USD/CNH Chart Sees Spike in Volatility Due to Tariffs

USD/CNH Chart Sees Spike in Volatility Due to Tariffs

In response to the Trump administration’s 10% tariff on Chinese goods, Beijing vowed to challenge the decision at the World Trade Organization.

Moreover, Chinese authorities have:
→ imposed retaliatory tariffs of 15% on US coal and liquefied gas, and 10% tariffs on oil and agricultural machinery;
→ launched an investigation into Google for potential anti-competitive practices.

These recent developments have triggered a spike in volatility for the Chinese yuan against the US dollar. As the USD/CNH chart shows today, the ATR indicator is at its highest level since early November, when Trump celebrated his election victory.

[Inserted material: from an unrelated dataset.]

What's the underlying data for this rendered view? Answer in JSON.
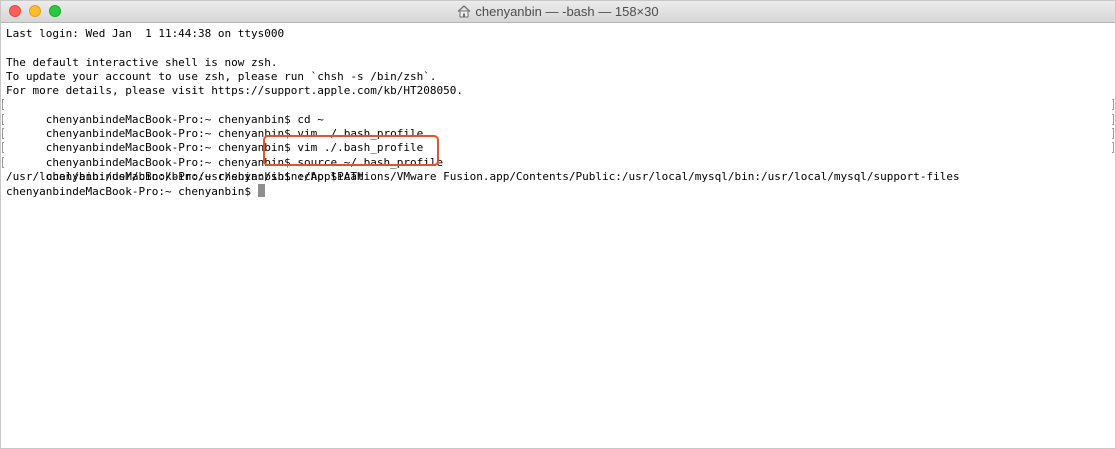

On 9 January, in our analysis of the USD/CNH exchange rate, we noted:
→ the importance of the 7.35 level, which had acted as resistance for several months;
→ according to Wang Tao, chief economist at UBS China, the yuan may weaken to 7.6 per dollar by the end of 2025 if the Trump administration imposes higher tariffs.

USD/CNH Chart Sees Spike in Volatility Due to Tariffs

Today’s technical analysis of the USD/CNH chart shows:
→ the rate is supported by the lower boundary of an expanded ascending channel (shown in blue);
→ the 7.35 level continues to act as resistance (as indicated by the red arrow).

Thus, at the beginning of February 2025, we may witness the formation of a narrowing triangle (shown by the black lines), and a breakout could lead to a significant trend movement. How realistic this assumption is largely depends on how the ongoing tariff conflict between the US and China develops.